Este informe es el resultado de la primera evaluación global de la capacidad real anticorrupción de más de 300 instituciones nacionales de los 25 Estados miembros de la Unión Europea. Como cabría esperar, las instituciones peor valoradas por los ciudadanos son, por este orden, partidos políticos, empresas y administraciones públicas. Las mejores en este terreno fueron los auditores del Estado, los defensores del pueblo y los organismos públicos encargados de la administración electoral.
El informe refleja que todavía hay muchos gobiernos que no rinden eficazmente cuentas del gasto público y que, esto sí que es muy grave, solo dos países protegen adecuadamente a los denunciantes de las represalias producidas por su acción.
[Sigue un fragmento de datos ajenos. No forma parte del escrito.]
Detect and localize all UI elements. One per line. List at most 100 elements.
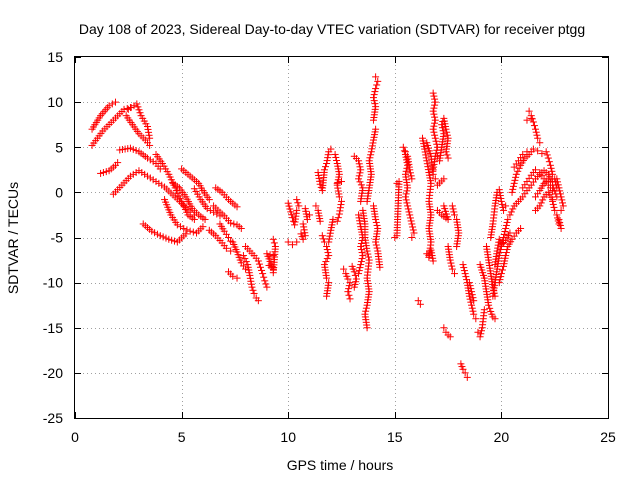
data-point [323, 274, 331, 282]
data-point [162, 234, 170, 242]
data-point [126, 144, 134, 152]
data-point [350, 283, 358, 291]
data-point [469, 294, 477, 302]
data-point [393, 179, 401, 187]
data-point [422, 154, 430, 162]
x-tick-label: 0 [71, 429, 79, 445]
data-point [146, 141, 154, 149]
data-point [468, 291, 476, 299]
data-point [406, 166, 414, 174]
data-point [127, 104, 135, 112]
data-point [269, 269, 277, 277]
data-point [325, 235, 333, 243]
data-point [430, 104, 438, 112]
data-point [502, 224, 510, 232]
y-axis-title: SDTVAR / TECUs [5, 182, 21, 294]
data-point [374, 77, 382, 85]
data-point [357, 261, 365, 269]
data-point [230, 220, 238, 228]
data-point [357, 181, 365, 189]
data-point [205, 196, 213, 204]
data-point [145, 131, 153, 139]
data-point [318, 232, 326, 240]
data-point [503, 246, 511, 254]
y-tick-label: 15 [47, 49, 63, 65]
data-point [429, 170, 437, 178]
data-point [322, 163, 330, 171]
data-point [370, 97, 378, 105]
data-point [222, 244, 230, 252]
data-point [414, 297, 422, 305]
data-point [497, 270, 505, 278]
data-point [246, 274, 254, 282]
data-point [534, 147, 542, 155]
data-point [368, 145, 376, 153]
data-point [498, 200, 506, 208]
data-point [551, 206, 559, 214]
data-point [123, 104, 131, 112]
data-point [431, 175, 439, 183]
data-point [554, 217, 562, 225]
data-point [559, 199, 567, 207]
data-point [530, 122, 538, 130]
data-point [431, 131, 439, 139]
data-point [340, 265, 348, 273]
data-point [229, 272, 237, 280]
data-point [315, 174, 323, 182]
data-point [544, 154, 552, 162]
data-point [559, 202, 567, 210]
data-point [431, 134, 439, 142]
data-point [170, 237, 178, 245]
data-point [431, 98, 439, 106]
data-point [432, 137, 440, 145]
data-point [363, 324, 371, 332]
data-point [306, 211, 314, 219]
data-point [346, 279, 354, 287]
data-point [494, 244, 502, 252]
data-point [336, 204, 344, 212]
data-point [324, 154, 332, 162]
data-point [263, 283, 271, 291]
data-point [372, 73, 380, 81]
data-point [363, 301, 371, 309]
data-point [288, 211, 296, 219]
data-point [260, 273, 268, 281]
data-point [135, 167, 143, 175]
data-point [143, 154, 151, 162]
data-point [542, 148, 550, 156]
data-point [430, 122, 438, 130]
data-point [508, 188, 516, 196]
data-point [144, 125, 152, 133]
data-point [495, 279, 503, 287]
data-point [186, 227, 194, 235]
data-point [404, 161, 412, 169]
y-tick-label: -20 [43, 365, 63, 381]
data-point [472, 315, 480, 323]
data-point [357, 246, 365, 254]
data-point [429, 89, 437, 97]
data-point [270, 239, 278, 247]
data-point [446, 333, 454, 341]
data-point [529, 118, 537, 126]
data-point [355, 172, 363, 180]
data-point [549, 170, 557, 178]
data-point [502, 221, 510, 229]
data-point [335, 210, 343, 218]
data-point [287, 208, 295, 216]
x-axis-title: GPS time / hours [287, 457, 394, 473]
data-point [146, 174, 154, 182]
data-point [401, 148, 409, 156]
data-point [500, 230, 508, 238]
data-point [345, 285, 353, 293]
data-point [138, 169, 146, 177]
data-point [498, 240, 506, 248]
data-point [501, 227, 509, 235]
data-point [258, 266, 266, 274]
data-point [326, 232, 334, 240]
data-point [325, 252, 333, 260]
y-tick-label: 10 [47, 94, 63, 110]
data-point [421, 148, 429, 156]
data-point [486, 304, 494, 312]
data-point [485, 301, 493, 309]
data-point [248, 283, 256, 291]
Dinamarca, Noruega y Suecia son los Estados mejor protegidos contra la corrupción, pues disponen de  sólidos organismos de control, auditores independientes y sistemas de justicia y de policías confiables y no dependientes de los poderes políticos.
Otros puntos débiles que destaca el informe se refieren a que 12 países no establecen límite alguno a las donaciones a partidos por parte de personas físicas o jurídicas, 17 Estados miembros no disponen de códigos de conducta para los parlamentarios y 11 integrantes de la UE tienen un régimen de divulgación pública de los bienes y actividades de los representantes de la soberanía popular.
En este contexto, como es lógico, la corrupción ha florecido y se ha desarrollado con una gran intensidad. Una corrupción que está en la base de la crisis económica y financiera y que se debe extirpar si es que queremos de verdad que las cosas cambien sustancialmente. Para ello, los dirigentes de los partidos deberían empezar a sentar acuerdos que impidan el control de determinadas instituciones, que fomenten la democracia interna, que reduzcan notablemente el número de asesores y personal de confianza y, sobre todo, que, de una vez  se conviertan en representantes de los electores, no del jefe de filas que digitalmente los colocó magníficamente en una lista electoral. La ciudadanía, con toda razón, empieza a estar decepcionada con estos políticos que tenemos.